EUR/JPY remains about 162.50 after key economic data from Germany

  • The EUR/JPY remains stable after the data that showed that the German economy grew by 0.2% intertrimestral in the first quarter.
  • German retail sales increased 2.2% year -on -year in March, slowing down from an increase of 4.3% in February.
  • Retail sales from Japan rose 3.1% year -on -year in March, marking the 36th consecutive month of growth.

The EUR/JPY stops its two -day loss streak, quoting around 162.40 during the European session on Wednesday. The crossing of currencies maintains its position after the publication of key economic data from Germany.

The preliminary data of Destatats showed that the economy of Germany grew by 0.2% intertrimestral in the first quarter of 2025, in line with expectations, after a contraction of 0.2% in the fourth quarter of 2024. However, the annual GDP decreased by 0.2%, matching the reading of the previous quarter and the forecasts of the market.
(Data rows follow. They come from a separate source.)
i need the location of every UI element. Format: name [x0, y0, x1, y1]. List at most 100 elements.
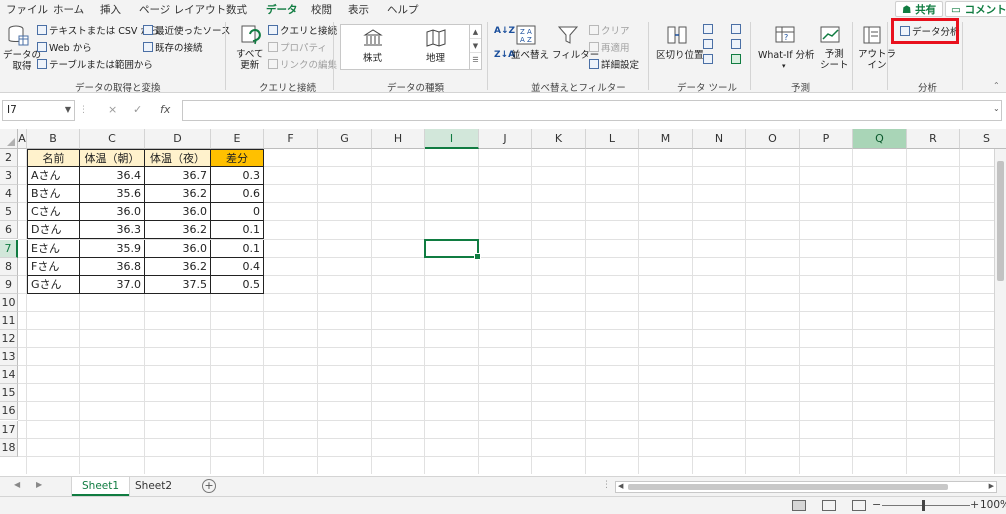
column-header-b[interactable]: B	[27, 129, 80, 149]
tab-data[interactable]: データ	[264, 2, 299, 20]
table-cell[interactable]: 0.4	[211, 257, 264, 276]
row-header-18[interactable]: 18	[0, 438, 18, 457]
row-header-2[interactable]: 2	[0, 149, 18, 168]
table-cell[interactable]: 37.0	[80, 275, 145, 294]
column-header-k[interactable]: K	[532, 129, 586, 149]
chevron-up-icon[interactable]: ▲	[470, 25, 481, 39]
tab-home[interactable]: ホーム	[53, 2, 84, 17]
table-cell[interactable]: Cさん	[27, 203, 80, 222]
existing-connections-button[interactable]: 既存の接続	[143, 42, 203, 54]
row-header-17[interactable]: 17	[0, 420, 18, 439]
table-cell[interactable]: 36.2	[145, 185, 211, 204]
next-sheet-icon[interactable]: ▶	[36, 480, 42, 489]
drag-handle-icon[interactable]: ⋮	[79, 105, 88, 115]
column-header-m[interactable]: M	[639, 129, 693, 149]
column-header-o[interactable]: O	[746, 129, 800, 149]
zoom-level[interactable]: 100%	[980, 499, 1006, 511]
column-header-l[interactable]: L	[586, 129, 639, 149]
table-cell[interactable]: 37.5	[145, 275, 211, 294]
row-header-10[interactable]: 10	[0, 293, 18, 312]
row-header-3[interactable]: 3	[0, 167, 18, 186]
table-cell[interactable]: Dさん	[27, 221, 80, 240]
gallery-scroll[interactable]: ▲ ▼ ☰	[469, 25, 481, 69]
column-header-e[interactable]: E	[211, 129, 264, 149]
table-cell[interactable]: 36.0	[80, 203, 145, 222]
table-cell[interactable]: Bさん	[27, 185, 80, 204]
active-cell-cursor[interactable]	[424, 238, 481, 260]
column-header-q[interactable]: Q	[853, 129, 907, 149]
zoom-slider[interactable]	[882, 505, 970, 506]
horizontal-scrollbar[interactable]: ◀ ▶	[615, 481, 997, 493]
tab-file[interactable]: ファイル	[6, 2, 48, 17]
row-header-5[interactable]: 5	[0, 203, 18, 222]
table-cell[interactable]: 0.5	[211, 275, 264, 294]
zoom-out-icon[interactable]: −	[872, 498, 881, 511]
sheet-tab-sheet1[interactable]: Sheet1	[72, 477, 130, 496]
table-header-cell[interactable]: 体温（朝）	[80, 149, 145, 168]
gallery-expand-icon[interactable]: ☰	[470, 53, 481, 67]
column-header-a[interactable]: A	[18, 129, 27, 149]
vertical-scroll-thumb[interactable]	[997, 161, 1004, 281]
page-break-preview-icon[interactable]	[852, 500, 866, 511]
zoom-slider-thumb[interactable]	[922, 500, 925, 511]
table-cell[interactable]: 0.3	[211, 167, 264, 186]
advanced-filter-button[interactable]: 詳細設定	[589, 59, 639, 71]
page-layout-view-icon[interactable]	[822, 500, 836, 511]
column-header-g[interactable]: G	[318, 129, 372, 149]
previous-sheet-icon[interactable]: ◀	[14, 480, 20, 489]
name-box[interactable]: I7 ▼	[2, 100, 75, 121]
table-cell[interactable]: 0.1	[211, 221, 264, 240]
sheet-tab-sheet2[interactable]: Sheet2	[125, 477, 182, 496]
table-cell[interactable]: 36.4	[80, 167, 145, 186]
data-validation-icon[interactable]	[703, 54, 715, 66]
column-header-j[interactable]: J	[479, 129, 532, 149]
column-header-r[interactable]: R	[907, 129, 960, 149]
manage-data-model-icon[interactable]	[731, 54, 743, 66]
table-header-cell[interactable]: 体温（夜）	[145, 149, 211, 168]
select-all-button[interactable]	[0, 129, 18, 149]
table-header-cell[interactable]: 差分	[211, 149, 264, 168]
tab-formulas[interactable]: 数式	[226, 2, 247, 17]
scroll-left-icon[interactable]: ◀	[618, 482, 623, 490]
enter-icon[interactable]: ✓	[133, 103, 142, 116]
column-header-d[interactable]: D	[145, 129, 211, 149]
column-header-c[interactable]: C	[80, 129, 145, 149]
expand-formula-bar-icon[interactable]: ⌄	[993, 104, 1000, 113]
edit-links-button[interactable]: リンクの編集	[268, 59, 337, 71]
clear-filter-button[interactable]: クリア	[589, 25, 630, 37]
row-header-11[interactable]: 11	[0, 311, 18, 330]
relationships-icon[interactable]	[731, 39, 743, 51]
row-header-14[interactable]: 14	[0, 366, 18, 385]
zoom-in-icon[interactable]: +	[970, 498, 979, 511]
table-cell[interactable]: Gさん	[27, 275, 80, 294]
column-header-p[interactable]: P	[800, 129, 853, 149]
column-header-i[interactable]: I	[425, 129, 479, 149]
column-header-f[interactable]: F	[264, 129, 318, 149]
reapply-button[interactable]: 再適用	[589, 42, 630, 54]
queries-connections-button[interactable]: クエリと接続	[268, 25, 337, 37]
remove-duplicates-icon[interactable]	[703, 39, 715, 51]
row-header-7[interactable]: 7	[0, 239, 18, 258]
scroll-right-icon[interactable]: ▶	[989, 482, 994, 490]
row-header-12[interactable]: 12	[0, 330, 18, 349]
from-web-button[interactable]: Web から	[37, 42, 92, 54]
table-cell[interactable]: 36.2	[145, 257, 211, 276]
row-header-8[interactable]: 8	[0, 257, 18, 276]
recent-sources-button[interactable]: 最近使ったソース	[143, 25, 231, 37]
table-cell[interactable]: 36.0	[145, 203, 211, 222]
table-cell[interactable]: 35.6	[80, 185, 145, 204]
column-header-s[interactable]: S	[960, 129, 1006, 149]
table-cell[interactable]: Fさん	[27, 257, 80, 276]
tab-review[interactable]: 校閲	[311, 2, 332, 17]
horizontal-scroll-thumb[interactable]	[628, 484, 948, 490]
table-cell[interactable]: 36.7	[145, 167, 211, 186]
table-cell[interactable]: 36.2	[145, 221, 211, 240]
row-header-16[interactable]: 16	[0, 402, 18, 421]
collapse-ribbon-icon[interactable]: ⌃	[993, 80, 1000, 91]
from-table-button[interactable]: テーブルまたは範囲から	[37, 59, 153, 71]
table-cell[interactable]: Eさん	[27, 239, 80, 258]
table-cell[interactable]: 0.6	[211, 185, 264, 204]
share-button[interactable]: ☗ 共有	[895, 1, 944, 17]
sort-ascending-icon[interactable]: A↓Z	[494, 26, 515, 37]
table-cell[interactable]: 36.8	[80, 257, 145, 276]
Germany retail sales increased by 2.2% year -on -year in March, slowing down from the 4.3% increase in February. The seasonally adjusted unemployment rate remained stable at 6.3% in April – his highest level since September 2020 – complying with expectations. The operators now focus their attention on the next publications of the ipc in Germany and the GDP of the Eurozone later in the day.

The EUR/JPY crossing finds support while the Japanese Yen (JPY) continues to weaken, pressed by disappointing domestic economic data. Japan’s industrial production fell 1.1% intermensual in March, reversing the 2.3% increase in February and failing the expectations of a 0.4% drop. This marks the second monthly contraction in 2025, generating concerns about the economic impact of possible US tariffs.
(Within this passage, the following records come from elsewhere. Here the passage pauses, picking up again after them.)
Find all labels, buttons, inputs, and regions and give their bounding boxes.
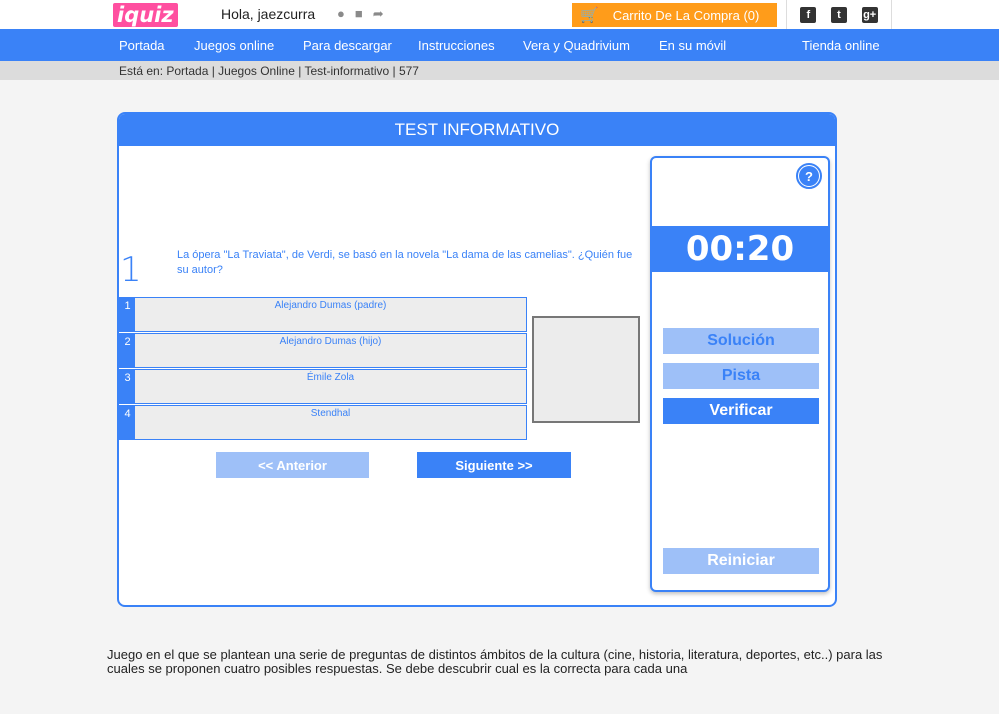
answer-number: 2 [120,334,135,367]
answer-option-1[interactable]: 1 Alejandro Dumas (padre) [119,297,527,332]
cart-label: Carrito De La Compra (0) [612,7,760,23]
hint-button[interactable]: Pista [663,363,819,389]
facebook-icon[interactable]: f [800,6,817,23]
solution-button[interactable]: Solución [663,328,819,354]
cart-icon: 🛒 [580,7,599,24]
help-button[interactable]: ? [796,163,822,189]
nav-instrucciones[interactable]: Instrucciones [418,38,495,53]
user-icon[interactable]: ● [337,6,345,22]
question-number: 1 [120,250,142,290]
answer-option-4[interactable]: 4 Stendhal [119,405,527,440]
restart-button[interactable]: Reiniciar [663,548,819,574]
nav-portada[interactable]: Portada [119,38,165,53]
answer-text: Émile Zola [306,372,355,383]
question-text: La ópera "La Traviata", de Verdi, se bas… [177,249,633,276]
logo[interactable]: iquiz [113,3,203,27]
answer-option-3[interactable]: 3 Émile Zola [119,369,527,404]
nav-vera-quadrivium[interactable]: Vera y Quadrivium [523,38,630,53]
greeting: Hola, jaezcurra [221,6,316,22]
answer-number: 1 [120,298,135,331]
nav-en-su-movil[interactable]: En su móvil [659,38,726,53]
nav-tienda-online[interactable]: Tienda online [802,38,880,53]
game-description: Juego en el que se plantean una serie de… [107,647,883,676]
verify-button[interactable]: Verificar [663,398,819,424]
twitter-icon[interactable]: t [830,6,847,23]
cart-button[interactable]: 🛒 Carrito De La Compra (0) [572,3,777,27]
nav-para-descargar[interactable]: Para descargar [303,38,392,53]
social-links: f t g+ [786,0,892,29]
lock-icon[interactable]: ■ [355,6,363,22]
answer-text: Stendhal [310,408,351,419]
main-nav: Portada Juegos online Para descargar Ins… [0,29,999,61]
top-bar: iquiz Hola, jaezcurra ● ■ ➦ 🛒 Carrito De… [0,0,999,29]
breadcrumb: Está en: Portada | Juegos Online | Test-… [119,64,419,78]
answer-text: Alejandro Dumas (padre) [274,300,387,311]
next-button[interactable]: Siguiente >> [417,452,571,478]
google-plus-icon[interactable]: g+ [861,6,878,23]
answer-option-2[interactable]: 2 Alejandro Dumas (hijo) [119,333,527,368]
logo-text: iquiz [113,3,178,27]
breadcrumb-bar: Está en: Portada | Juegos Online | Test-… [0,61,999,80]
answer-number: 4 [120,406,135,439]
help-icon: ? [799,166,819,186]
share-icon[interactable]: ➦ [373,6,384,22]
previous-button[interactable]: << Anterior [216,452,369,478]
game-title: TEST INFORMATIVO [119,114,835,146]
nav-juegos-online[interactable]: Juegos online [194,38,274,53]
question-image [532,316,640,423]
timer: 00:20 [652,226,828,272]
user-actions: ● ■ ➦ [337,6,384,22]
answer-text: Alejandro Dumas (hijo) [279,336,382,347]
answer-number: 3 [120,370,135,403]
Japan retail sales increased 3.1% year -on -year in March, slightly below the 3.5% forecast, but extended the expansion streak to 36 consecutive months. Despite the support of the increasing wages, the slowest pace suggests winds against emerging for consumer spending.

In addition, the Japanese yen is still under pressure in the midst of a reduced demand for shelter assets, as optimism about commercial relations between the US and China grows. The president of the USA, Donald Trump, indicated his willingness to reduce tariffs on Chinese goods, while Beijing offered exemptions for certain US imports of US that had previously been taxed with high tariffs.

German economy FAQS


The German economy has a significant impact on the euro due to its condition of greater economy within the Eurozone. The economic results of Germany, its GDP, employment and inflation, can greatly influence general stability and confidence in the euro. If the German economy is strengthened, it can reinforce the value of the euro, while the opposite occurs. In general, the German economy plays a crucial role in the strength of the euro and its perception in world markets.


Germany is the largest economy in the eurozone and, therefore, an influential actor in the region. During the sovereign debt crisis in the Eurozone in 2009-12, Germany was fundamental in the creation of several stability funds to rescue debtor countries. After the crisis, he assumed a leadership role in the application of the “fiscal pact”, a set of stricter norms to manage the finances of the Member States and punish the “debt sinners.” Germany headed a culture of “financial stability” and its economic model has been widely used as an economic growth model by other eurozone members.


The bunds are bonds issued by the German government. Like all bonds, they pay their holders a periodic payment of interest, or coupon, followed by the total value of the loan, or capital, at the expiration. Since Germany has the largest eurozone economy, BUNS are used as a reference for other European state bonds. Long -term bunds are considered a solid and without risk investment, since they are backed by the full faith and credit of the German nation. For this reason, investors consider them a refuge value, which are revalued in times of crisis and fall into periods of prosperity.


The yields of the German bond measure the annual profitability that an investor can expect from the possession of bonds of the German state, or bunds. Like other bonds, the BUNS pay their owners interest at regular intervals, called “coupon”, followed by the total value of the bond at the expiration. While the coupon is fixed, the performance varies, since it takes into account the changes in the price of the bonus, so it is considered a more exact reflection of profitability. A decrease in the price of the BUND increases the coupon as a percentage of the loan, which translates into a higher yield and vice versa for an increase. This explains why BUND’s performance moves reverse prices.


Bundesbank is the central bank of Germany. It plays a key role in the application of monetary policy in Germany and, in general, in the central banks of the region. Its objective is price stability, that is, maintaining low and predictable inflation. He is responsible for guaranteeing the proper functioning of payment systems in Germany and participates in the supervision of financial institutions. Bundesbank has a reputation as a conservative and gives priority to the fight against inflation over economic growth. It has influenced the creation and policy of the European Central Bank (ECB).